İnsanoğlu, önceden evrenin merkezinde dünya olduğunu düşünüyordu. Bunu elbette ki dünya benim etrafımda dönüyor zihniyeti başlatmış olmalı. İlk bakışta insanın aklına ilk bu geliyor elbette. Peki, ilk bu düşüncenin akla gelmesi nedendir? Evrenin bir parçası olduğumuz ve bu evrenin başka bir merkeze üstünlükten bağımsız bir merkezi olabileceği ihtimali bize saçma geliyor.

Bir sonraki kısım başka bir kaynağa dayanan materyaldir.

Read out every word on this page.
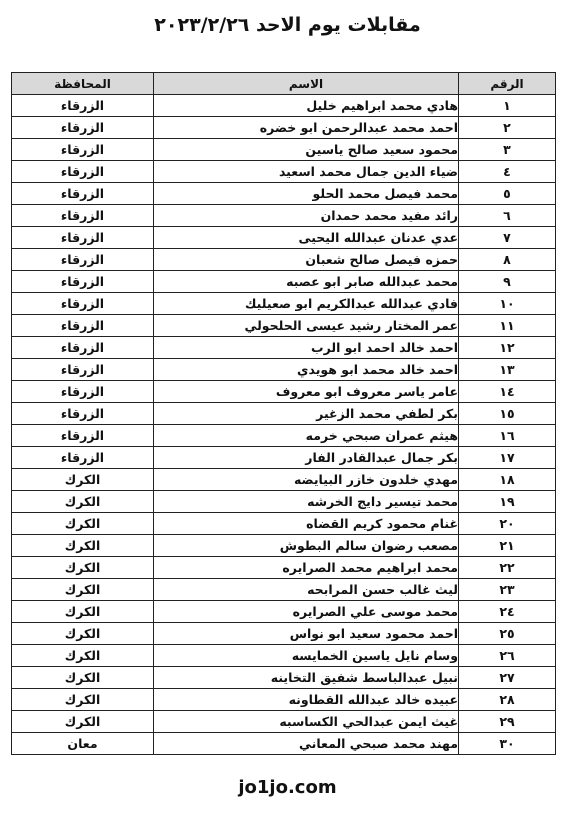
مقابلات يوم الاحد ٢٠٢٣/٢/٢٦
الرقم	الاسم	المحافظة
١	هادي محمد ابراهيم خليل	الزرقاء
٢	احمد محمد عبدالرحمن ابو خضره	الزرقاء
٣	محمود سعيد صالح ياسين	الزرقاء
٤	ضياء الدين جمال محمد اسعيد	الزرقاء
٥	محمد فيصل محمد الحلو	الزرقاء
٦	رائد مفيد محمد حمدان	الزرقاء
٧	عدي عدنان عبدالله اليحيى	الزرقاء
٨	حمزه فيصل صالح شعبان	الزرقاء
٩	محمد عبدالله صابر ابو عصبه	الزرقاء
١٠	فادي عبدالله عبدالكريم ابو صعيليك	الزرقاء
١١	عمر المختار رشيد عيسى الحلحولي	الزرقاء
١٢	احمد خالد احمد ابو الرب	الزرقاء
١٣	احمد خالد محمد ابو هويدي	الزرقاء
١٤	عامر ياسر معروف ابو معروف	الزرقاء
١٥	بكر لطفي محمد الزغير	الزرقاء
١٦	هيثم عمران صبحي خرمه	الزرقاء
١٧	بكر جمال عبدالقادر الفار	الزرقاء
١٨	مهدي خلدون خازر البيايضه	الكرك
١٩	محمد تيسير دايج الخرشه	الكرك
٢٠	غنام محمود كريم القضاه	الكرك
٢١	مصعب رضوان سالم البطوش	الكرك
٢٢	محمد ابراهيم محمد الصرايره	الكرك
٢٣	ليث غالب حسن المرابحه	الكرك
٢٤	محمد موسى علي الصرايره	الكرك
٢٥	احمد محمود سعيد ابو نواس	الكرك
٢٦	وسام نايل ياسين الخمايسه	الكرك
٢٧	نبيل عبدالباسط شفيق التخاينه	الكرك
٢٨	عبيده خالد عبدالله القطاونه	الكرك
٢٩	غيث ايمن عبدالحي الكساسبه	الكرك
٣٠	مهند محمد صبحي المعاني	معان
jo1jo.com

Tıpkı tüm insanlık gibi mikro dünyamızda da böyleyiz. Millet olarak dünyanın en değerli topraklarında olduğumuzu düşünüyoruz. Acaba Yeni Zelanda’nın bundan haberi var mı, bizim dünyanın neresinde olduğumuzu biliyorlar mı? Herkes bizimle uğraşıyor, bize zarar vermeye çalışıyorlar gibi algılıyoruz. Bu da pek tabii hiçbir dostumuz olamayacağı sanrısını oluşturuyor ve biz dışarıya düşmanca davranıyoruz. Bu hem bir bireyin çevresine davranışı hem de bir devletin dış politikasına yansıyor. ‘Devlet, insandan bağımsız değildir.’
Pandemi dolayısıyla maske takmamız gerektiğinde, bir komplo olduğunu düşünüyoruz. Bir hastalıktan kurtulmak için aşı geliştiriliyor. Bu aşı ile bizi ele geçirmeye çalıştıklarını düşünüyoruz. Bilim insanlarına güvenmiyoruz. Bir şeyi sorgulamamız yanlış değil, sorguladığımız şeylerde taraflı olmamız bizi istediğimiz sonucu almaya itiyor. Birisi neden bizi ele geçirmeye çalışsın? ‘Çünkü ben önemli bir insanım.’ Bu düşünce kulağınıza tanıdık geliyor, değil mi? Hepimiz kendimizi olduğumuzdan daha değerli görüyoruz dünya için ve kendi gerçekliğimizi yaratıyoruz. Bu gerçeklik bizi sarıyor… çevremizi sarıyor… tüm toplumu sarıyor… Kaygılanıyoruz, dünya güvenilmez bir yer oluyor bir anda.